Joke Issue: NUMAKA worker swept away in Fleuve McTavish

Count Reynolds / l’Autoroute 720 Chronicle

A NUMAKA worker swept away by the McTavish Flood in early September has resurfaced months later to find campus in a radically (no pun intended) different state of political turmoil.

Robert Gelinas, a support worker in Information Technology Services, was picketing at the McTavish entrance to campus on the bright morning of Sept. 9 when 500 gallons of water from a watermain leak (see “Concrete rain a growing problem in Montreal”) sent him flying, or, um, flowing, all the way across town. At the time, some strikers suggested that the popular picketing spot was targeted. 

Little is known about Gelinas’ wherabouts in the time since he was swept away. There were reported sightings of him, soaking wet, staining the leather couch in Mikael De Rippa’s office in late December. McGill’s SWAT team was allegedly called.

Upon his arrival back on campus just last week, Gelinas noted being utterly perplexed by the change in picketing. 
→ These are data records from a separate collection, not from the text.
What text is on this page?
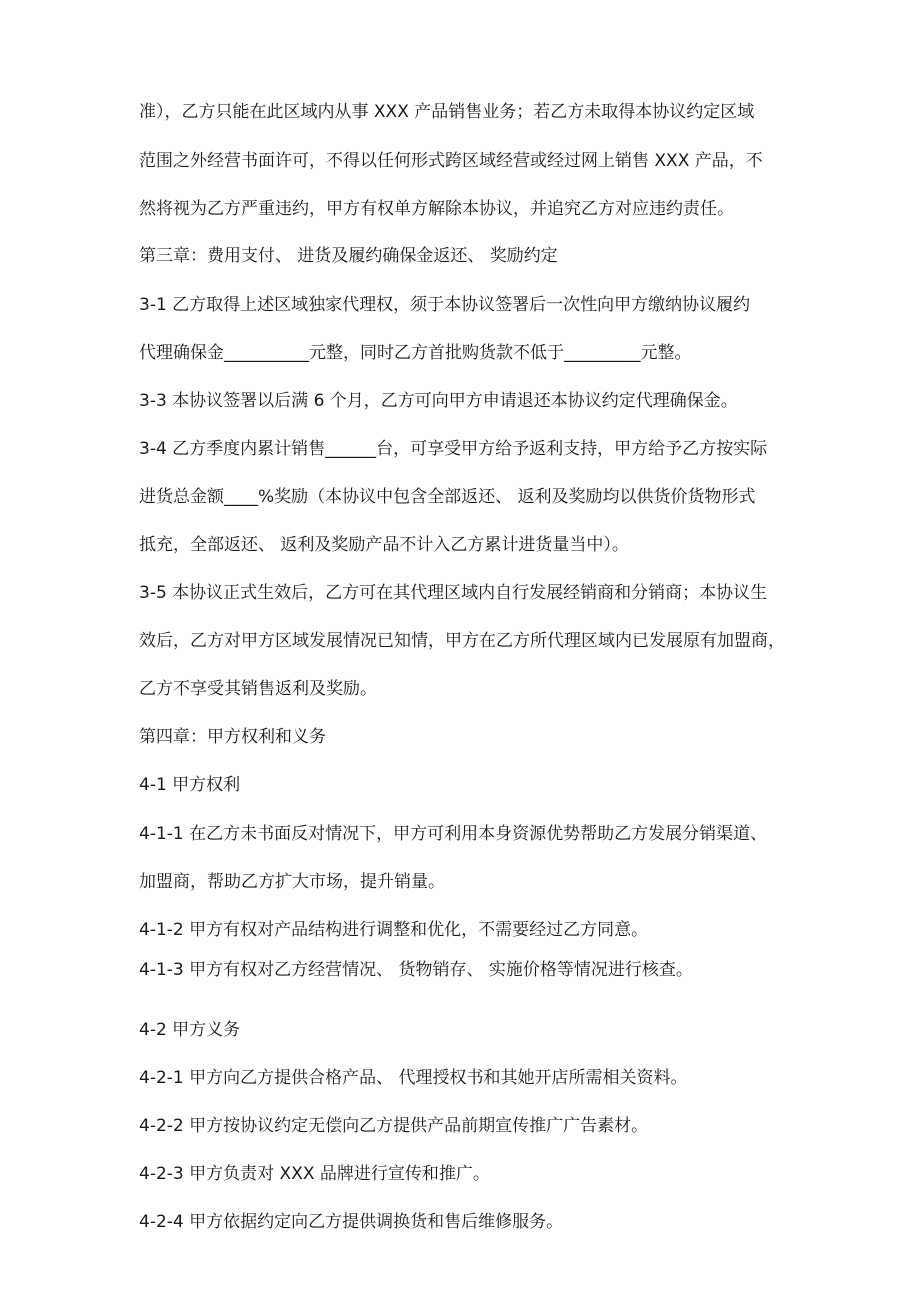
准），乙方只能在此区域内从事 XXX 产品销售业务；若乙方未取得本协议约定区域
范围之外经营书面许可，不得以任何形式跨区域经营或经过网上销售 XXX 产品，不
然将视为乙方严重违约，甲方有权单方解除本协议，并追究乙方对应违约责任。
第三章：费用支付、 进货及履约确保金返还、 奖励约定
3-1 乙方取得上述区域独家代理权，须于本协议签署后一次性向甲方缴纳协议履约
代理确保金__________元整，同时乙方首批购货款不低于_________元整。
3-3 本协议签署以后满 6 个月，乙方可向甲方申请退还本协议约定代理确保金。
3-4 乙方季度内累计销售______台，可享受甲方给予返利支持，甲方给予乙方按实际
进货总金额____%奖励（本协议中包含全部返还、 返利及奖励均以供货价货物形式
抵充，全部返还、 返利及奖励产品不计入乙方累计进货量当中）。
3-5 本协议正式生效后，乙方可在其代理区域内自行发展经销商和分销商；本协议生
效后，乙方对甲方区域发展情况已知情，甲方在乙方所代理区域内已发展原有加盟商，
乙方不享受其销售返利及奖励。
第四章：甲方权利和义务
4-1 甲方权利
4-1-1 在乙方未书面反对情况下，甲方可利用本身资源优势帮助乙方发展分销渠道、
加盟商，帮助乙方扩大市场，提升销量。
4-1-2 甲方有权对产品结构进行调整和优化，不需要经过乙方同意。
4-1-3 甲方有权对乙方经营情况、 货物销存、 实施价格等情况进行核查。
4-2 甲方义务
4-2-1 甲方向乙方提供合格产品、 代理授权书和其她开店所需相关资料。
4-2-2 甲方按协议约定无偿向乙方提供产品前期宣传推广广告素材。
4-2-3 甲方负责对 XXX 品牌进行宣传和推广。
4-2-4 甲方依据约定向乙方提供调换货和售后维修服务。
“The buttons have been replaced by these odd red pieces of felt,” he said. “And where are my fellow strikers?” 

I explained that the picketers were students striking for lower tuition.

“Is this some sort of joke?” he asked. “We were on strike for our livelihoods and our futures.”

The cycle of heated rhetoric in public emails, people banned from campus, (see, “What the *bleep* is an injunction and other useless words I learned from the NUMAKA president”) bear an uncanny similarity to events on campus in early fall 2011. At least NUMAKA didn’t try to publicly censure their VP. Then again, it’s not like they consulted with many of their members.

For most McGillians, it’s hard to imagine a time when some part of campus wasn’t on strike.